O leite é um alimento rico em proteínas, cálcio e vitaminas, que consiste em uma das maiores riquezas do agro. A pecuária leiteira é uma atividade que está presente em mais de 1 milhão de propriedades rurais e em cerca de 99% das cidades do país, movimentando a indústria de leite e derivados. Atualmente é o setor mais gera empregos no Brasil, cerca de 4 milhões de pessoas, o que vai de encontro ao seu faturamento, superior a R$ 40 bilhões em 2019, de acordo com o índice de Valor Bruto da Produção(VBP) do Ministério da Agricultura.


Entretanto, alguns desafios vêm sendo enfrentados, como a diminuição na demanda de mercado. Segundo o Centro de Estudos Avançados em Economia Aplicada da USP(CEPEA), desde 2015 há queda no consumo de produtos lácteos, o que se deve principalmente às crises econômicas. Como consequência disso, alguns itens como iogurtes e queijos, por exemplo, passaram a ser considerados “artigos de luxo”.

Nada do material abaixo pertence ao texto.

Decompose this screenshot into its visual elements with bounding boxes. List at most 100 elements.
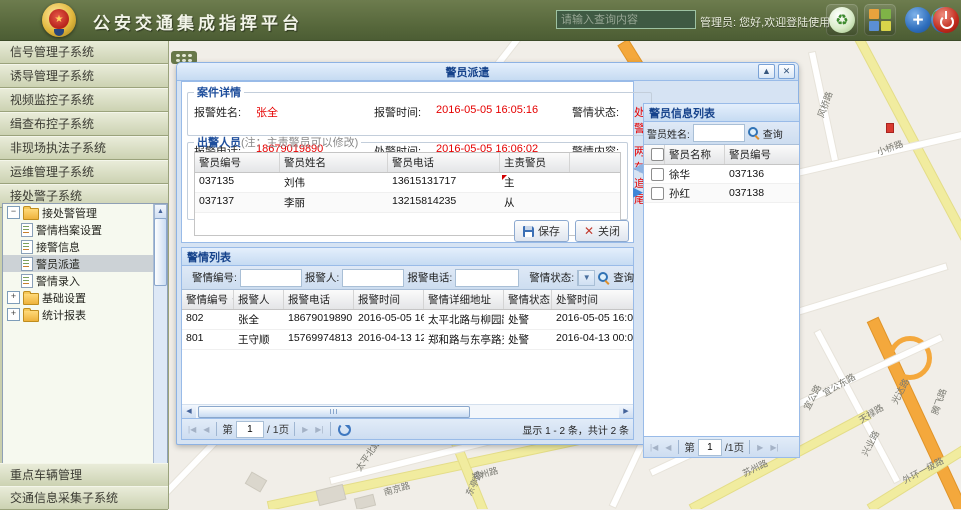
sidebar: 信号管理子系统 诱导管理子系统 视频监控子系统 缉查布控子系统 非现场执法子系统… xyxy=(0,40,169,509)
last-page-icon[interactable]: ▶| xyxy=(768,443,780,452)
prev-page-icon[interactable]: ◀ xyxy=(663,443,673,452)
officer-grid-header[interactable]: 警员名称 警员编号 xyxy=(644,145,799,165)
cell-address: 太平北路与柳园路... xyxy=(424,310,504,329)
tree-node-dispatch-mgmt[interactable]: − 接处警管理 xyxy=(3,204,167,221)
tree-node-alert-info[interactable]: 接警信息 xyxy=(3,238,167,255)
column-header: 警情状态 xyxy=(504,290,552,309)
tree-node-reports[interactable]: + 统计报表 xyxy=(3,306,167,323)
close-x-icon: ✕ xyxy=(584,225,594,237)
search-button[interactable]: 查询 xyxy=(763,126,783,141)
select-all-checkbox[interactable] xyxy=(651,148,664,161)
document-icon xyxy=(21,274,33,288)
sidebar-item-key-vehicles[interactable]: 重点车辆管理 xyxy=(0,463,168,487)
search-button[interactable]: 查询 xyxy=(613,270,634,285)
expand-box-icon[interactable]: + xyxy=(7,291,20,304)
tree-node-label: 统计报表 xyxy=(42,307,86,323)
expand-box-icon[interactable]: + xyxy=(7,308,20,321)
eco-sphere-button[interactable]: ♻ xyxy=(826,4,858,36)
map-building xyxy=(246,473,266,491)
sidebar-item-offsite[interactable]: 非现场执法子系统 xyxy=(0,136,168,160)
field-label: 报警时间: xyxy=(374,104,436,136)
tree-node-label: 接警信息 xyxy=(36,239,80,255)
page-number-input[interactable] xyxy=(236,421,264,438)
table-row[interactable]: 孙红 037138 xyxy=(644,184,799,203)
sidebar-item-signal[interactable]: 信号管理子系统 xyxy=(0,40,168,64)
table-row[interactable]: 徐华 037136 xyxy=(644,165,799,184)
app-title: 公安交通集成指挥平台 xyxy=(93,9,303,34)
table-row[interactable]: 037137 李丽 13215814235 从 xyxy=(195,193,620,213)
collapse-box-icon[interactable]: − xyxy=(7,206,20,219)
grid-empty-area xyxy=(644,203,799,436)
table-row[interactable]: 801 王守顺 15769974813 2016-04-13 12:... 郑和… xyxy=(182,330,633,350)
sidebar-item-traffic-info[interactable]: 交通信息采集子系统 xyxy=(0,486,168,510)
sidebar-item-patrol[interactable]: 缉查布控子系统 xyxy=(0,112,168,136)
last-page-icon[interactable]: ▶| xyxy=(313,425,325,434)
alert-id-input[interactable] xyxy=(240,269,302,287)
scrollbar-track[interactable] xyxy=(196,405,619,418)
horizontal-scrollbar[interactable]: ◀ ▶ xyxy=(182,404,633,418)
page-number-input[interactable] xyxy=(698,439,722,456)
app-header: ★ 公安交通集成指挥平台 管理员: 您好,欢迎登陆使用 ♻ + xyxy=(0,0,961,41)
sidebar-item-video[interactable]: 视频监控子系统 xyxy=(0,88,168,112)
document-icon xyxy=(21,257,33,271)
scroll-up-icon[interactable]: ▲ xyxy=(154,204,167,219)
power-button[interactable] xyxy=(930,4,961,36)
app-grid-button[interactable] xyxy=(864,4,896,36)
scroll-right-icon[interactable]: ▶ xyxy=(619,405,633,418)
search-icon[interactable] xyxy=(748,127,760,139)
save-button[interactable]: 保存 xyxy=(514,220,569,242)
dispatch-grid-header[interactable]: 警员编号 警员姓名 警员电话 主责警员 xyxy=(195,153,620,173)
move-left-icon[interactable]: ◀ xyxy=(633,161,643,174)
move-right-icon[interactable]: ▶ xyxy=(633,185,643,198)
cell-officer-phone: 13615131717 xyxy=(388,173,500,192)
tree-node-basic-settings[interactable]: + 基础设置 xyxy=(3,289,167,306)
close-button[interactable]: ✕ 关闭 xyxy=(575,220,629,242)
refresh-icon[interactable] xyxy=(338,423,351,436)
first-page-icon[interactable]: |◀ xyxy=(648,443,660,452)
tree-node-alert-archive[interactable]: 警情档案设置 xyxy=(3,221,167,238)
table-row[interactable]: 802 张全 18679019890 2016-05-05 16:... 太平北… xyxy=(182,310,633,330)
sidebar-item-guidance[interactable]: 诱导管理子系统 xyxy=(0,64,168,88)
map-road-label: 腾飞路 xyxy=(928,387,949,417)
status-select[interactable]: ▼ xyxy=(577,270,595,286)
scrollbar-thumb[interactable] xyxy=(154,218,167,286)
collapse-window-icon[interactable]: ▲ xyxy=(758,64,775,79)
alert-filter-toolbar: 警情编号: 报警人: 报警电话: 警情状态: ▼ 查询 xyxy=(182,266,633,290)
tree-node-label: 警情档案设置 xyxy=(36,222,102,238)
row-checkbox[interactable] xyxy=(651,168,664,181)
officer-name-input[interactable] xyxy=(693,124,745,142)
chevron-down-icon[interactable]: ▼ xyxy=(578,271,594,285)
search-icon[interactable] xyxy=(598,272,610,284)
column-header: 警员姓名 xyxy=(280,153,388,172)
tree-node-officer-dispatch[interactable]: 警员派遣 xyxy=(3,255,167,272)
table-row[interactable]: 037135 刘伟 13615131717 主 xyxy=(195,173,620,193)
page-count-label: / 1页 xyxy=(267,422,289,437)
tree-scrollbar[interactable]: ▲ ▼ xyxy=(153,204,167,501)
cell-alert-id: 801 xyxy=(182,330,234,349)
field-value: 2016-05-05 16:05:16 xyxy=(436,104,572,136)
next-page-icon[interactable]: ▶ xyxy=(755,443,765,452)
cell-officer-id: 037136 xyxy=(725,166,799,182)
caller-input[interactable] xyxy=(342,269,404,287)
scroll-left-icon[interactable]: ◀ xyxy=(182,405,196,418)
map-marker[interactable] xyxy=(886,123,894,133)
column-header: 警员编号 xyxy=(195,153,280,172)
tree-node-alert-entry[interactable]: 警情录入 xyxy=(3,272,167,289)
global-search-input[interactable] xyxy=(556,10,696,29)
alert-grid-header[interactable]: 警情编号 ▼ 报警人 报警电话 报警时间 警情详细地址 警情状态 处警时间 xyxy=(182,290,633,310)
column-header-sortable: 警情编号 ▼ xyxy=(182,290,234,309)
scrollbar-thumb[interactable] xyxy=(198,406,470,418)
phone-input[interactable] xyxy=(455,269,519,287)
filter-label: 警员姓名: xyxy=(647,126,690,141)
next-page-icon[interactable]: ▶ xyxy=(300,425,310,434)
first-page-icon[interactable]: |◀ xyxy=(186,425,198,434)
prev-page-icon[interactable]: ◀ xyxy=(201,425,211,434)
map-road-label: 小桥路 xyxy=(875,137,905,158)
cell-officer-name: 李丽 xyxy=(280,193,388,212)
police-badge-logo: ★ xyxy=(42,3,76,37)
sidebar-item-ops[interactable]: 运维管理子系统 xyxy=(0,160,168,184)
window-titlebar[interactable]: 警员派遣 ▲ ✕ xyxy=(177,63,798,81)
row-checkbox[interactable] xyxy=(651,187,664,200)
cell-report-time: 2016-04-13 12:... xyxy=(354,330,424,349)
close-window-icon[interactable]: ✕ xyxy=(778,64,795,79)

Outro desafio de extrema relevância na pecuária leiteira são os custos de produção. De acordo com a Empresa Brasileira de Pesquisa Agropecuária(Embrapa), uma série de custos está envolvida no processo produtivo, cujos quais devem ser adequadamente dimensionados para permitir uma gestão correta, sendo estas despesas: com alimentos concentrados, alimentos volumosos, leite para bezerros, suplemento mineral, medicamentos, vacinas, energia, combustível, inseminação artificial, manutenção, depreciação, BST, material de ordenha, material de consumo, despesas administrativas, impostos e taxas, mão-de-obra permanente e mão-de-obra eventual. Tais encargos, principalmente, aliados a outros fatores, levam a um número impressionante, segundo Paulo Martins, chefe-geral da Embrapa Gado de Leite, a cada 11 minutos um pecuarista de leite brasileiro deixa de exercer a atividade.


Diante desse cenário, é de suma importância se atentar na produtividade, que no Brasil se encontra bastante aquém. De acordo com a Associação Brasileira dos Produtores de Leite(Abraleite), a produção média no país é de 5L/dia, enquanto na Nova Zelândia é de 15L/dia, e em Israel chega a 32L/dia. A explicação para essa gigantesca diferença pode se centrar no auxílio da tecnologia, intensamente presente nos países citados com boa produtividade, mas que não é uma realidade para diversos criadores brasileiros.


Frente ao problema exposto, o Brasil começa a dar sinais que intensificou a caminhada pela modernização do setor. Um importante passo foi dado com a Embrapa, que em parceria com a Microsoft, está utilizando Internet das Coisas(IoT), Inteligência Artificial(IA) e análise de dados, para redução de estresse e infecções em vacas durante a produção, bem como aumento da produtividade do leite em sua fazenda experimental, localizada em Minas Gerais.


Recentemente outro avanço significativo foi apresentado: o aplicativo Mast Check. Lançado em junho de 2020, é gratuito e ajuda o produtor a fazer o controle da mastite em seu rebanho, basta realizar o download e registrar as vacas em tratamento que o aplicativo gera um plano de ordenha, já informando qual a vaca a ser tratada, o teto e o tratamento iniciado. Esse auxílio à gestão pode causar grande impacto positivo, pois de acordo com a Embrapa a mastite acomete cerca de 20% a 38% de todo rebanho nacional, o que reflete diretamente na produtividade.